FAQ – Can I Reserve Funds For A Down Payment Assistance Program

This is a very important question, and one which has caused many transactions to fail.  Let’s start with the most basic fact, when the money is gone, it is gone.  The trick is to make sure that

  • You get some for yourself
  • If you can’t get it before the program runs out of money, that you at least don’t loose any of your own money.
  • It is important to have a clear understanding of the funding status and share this with the seller.  Here are a couple of reasons why.
    • In the case of a program which is nearly out of funds, clearly and honestly presenting the seller with the facts up front will better you chances of the seller returning your Ernest Money Deposit.
    • So many agents try to do these programs and just don’t have the background to get the transactions through.  The end result is listing agents and sellers who are skeptical of the programs.  They are afraid to accept an offer with a DAP attached.  It is in everyone’s best interest to insure that the agents, lenders, buyer and seller have accurate and current data on the programs.


  • Yes.
    • Some Down Payment Assistance Programs will provide reservations for the buyer prior to the buyer entering escrow.  This should not be looked at a guarantee (even if they guarantee it).  In these cases, the DAP received “x” dollars in funding and start setting aside allotments of these funds to those who apply.  The buyer is told that the funds are on hold for them for “x” number of days.  As long as the buyer enters escrow before the assigned date, the funds remain on hold for the buyer through the escrow period.  If the buyer fails to enter escrow prior to the expiration date, then the funds are released back into the DAP pool of funds and are available for the next person on the list.  The person who just lost their reservation goes back to the bottom of the list and has to wait for another turn.  From this description you can imagine that there is some accounting involved and if the DAP administrator does not carefully keep track of the reserve funds flowing to and from the DAP pool of funds, then they could think that they have more money than they do. As the DAPs funds get closer to being depleted, the administrator will do an audit of the funds.  It is at this time that people with outstanding reservations are at risk.  If the audit finds there are not enough funds to cover the outstanding reservations, then the reservations are rescinded.  You can see that careful communication and good inter-company report is essential to success.
  • NO
    • Some Down Payment Assistance Programs avoid the problems associated with the reservation system by just not offering any pre-escrow reservations.  Once the buyer has an accepted offer, his loan is completely underwritten and all conditions are signed off, then the loan company applies for the Down Payment Assistance Program.  Once the DAP application is received and approved, the money is reserved for the clients.  While this may seem like a less attractive system, it many times ends up working just as well or better.  The reason for this is that if the buyers lender and the buyers agent have done their job and checked on the status of the funds, they will set the correct expectation at the onset of the transaction.  The correct expectation when any DAP is running low on funding is “Funds are running low, we believe that our application will be approved but there is no guarantee”.  Now many agents, buyers and sellers immediately jump to the conclusion “Why would any seller accept an offer like that.”  The answer is they accept them all the time.  The seller is usually interested in getting as much money for their house as possible.  If your offer is the best offer, they will want to take it.  Will this happen every time?  No, if your offer nets the seller a small additional amount, they will go for the faster easier transaction.  If your offer nets the seller several thousand dollars more than the next best offer, they will many times take the chance.   What we are really talking about here, is what happens if the transaction does fail.  If you were honest and set the right expectation with the seller, they will more likely be honest and return your earnest money deposit.
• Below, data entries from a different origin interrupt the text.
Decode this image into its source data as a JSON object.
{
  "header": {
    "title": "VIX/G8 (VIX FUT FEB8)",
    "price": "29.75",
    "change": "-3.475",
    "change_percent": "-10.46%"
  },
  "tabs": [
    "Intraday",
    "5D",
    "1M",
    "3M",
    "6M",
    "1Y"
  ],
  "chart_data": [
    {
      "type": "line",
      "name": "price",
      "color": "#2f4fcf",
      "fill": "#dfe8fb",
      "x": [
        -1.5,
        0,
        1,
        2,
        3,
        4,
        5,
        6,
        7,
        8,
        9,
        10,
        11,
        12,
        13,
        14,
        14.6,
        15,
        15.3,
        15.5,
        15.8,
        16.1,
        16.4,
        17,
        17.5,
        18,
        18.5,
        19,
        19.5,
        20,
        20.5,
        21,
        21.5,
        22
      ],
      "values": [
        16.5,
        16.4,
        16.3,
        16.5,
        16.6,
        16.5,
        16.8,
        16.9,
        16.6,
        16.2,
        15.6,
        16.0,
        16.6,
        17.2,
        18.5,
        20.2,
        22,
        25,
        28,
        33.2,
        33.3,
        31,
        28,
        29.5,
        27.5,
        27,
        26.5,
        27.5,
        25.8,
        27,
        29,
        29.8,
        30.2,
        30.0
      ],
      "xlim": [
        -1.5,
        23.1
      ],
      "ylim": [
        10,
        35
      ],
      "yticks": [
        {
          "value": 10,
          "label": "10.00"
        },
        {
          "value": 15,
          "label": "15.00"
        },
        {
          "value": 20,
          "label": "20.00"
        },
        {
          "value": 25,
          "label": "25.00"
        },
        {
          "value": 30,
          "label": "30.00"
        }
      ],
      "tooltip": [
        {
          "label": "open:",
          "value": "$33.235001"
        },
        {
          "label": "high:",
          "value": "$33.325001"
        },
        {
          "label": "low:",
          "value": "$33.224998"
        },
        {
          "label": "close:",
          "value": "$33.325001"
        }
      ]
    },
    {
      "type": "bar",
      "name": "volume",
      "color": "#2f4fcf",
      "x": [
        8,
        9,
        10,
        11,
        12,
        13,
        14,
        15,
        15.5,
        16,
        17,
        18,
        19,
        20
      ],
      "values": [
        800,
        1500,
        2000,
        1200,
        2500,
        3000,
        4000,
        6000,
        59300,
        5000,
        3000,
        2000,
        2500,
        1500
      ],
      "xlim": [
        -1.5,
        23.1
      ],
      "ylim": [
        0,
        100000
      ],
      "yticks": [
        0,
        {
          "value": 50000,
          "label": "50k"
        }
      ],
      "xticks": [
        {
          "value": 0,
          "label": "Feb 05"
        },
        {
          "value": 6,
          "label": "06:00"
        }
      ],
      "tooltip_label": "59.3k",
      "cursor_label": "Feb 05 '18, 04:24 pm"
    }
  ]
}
Protecting Your Earnest Money Deposit.

  • When you write an offer, you agree to put some money up to show good faith.  Basically what you are saying to the seller is “It is okay to take your house off the market and enter a transaction with me because I am serious about buying it.”  There is no set amount of how much you must put down, but generally the minimum seems to be about 1,500 dollars.  This is sometimes called an Earnest Money Deposit (EMD) or Good Faith Deposit (GFD).
  • In the contract it will state that you have a contingency period in which you can get your loan (and Down Payment Assistance Program) approved.  At the end of that period of time, you remove your contingency.  Example, 17 day loan contingency period indicates that you have 17 days to get your loan approved.
  • There are many different types of contingencies that are in place when you start the transaction.  One by one you remove them or ask for an extension.  If you ask for an extension and the seller refuses, you must remove the contingency or walk away from the transaction.  Until all of your contingencies are removed, you can walk away from the transaction and get your Earnest Money deposit Back.  Once all or your contingencies are removed, if the transaction fails for any reason, the seller has the right to keep your Earnest Money Deposit.
  • As you can see, keeping your contingencies in place for as long as possible is highly advantageous to the buyer (it guarantees you get your EMD back).
  • A key element to getting the seller to agree to extend your contingencies is setting the correct expectation up front.  Through good understanding of each programs timelines, the agent can communicate the correct timeline and as your contingencies expire the seller is not caught off guard when you ask for the extension.  A superior understanding of the Down Payment Assistance Programs and Honesty is always the best approach to not only the success of the transaction, but preserving the buyers funds in times of failure.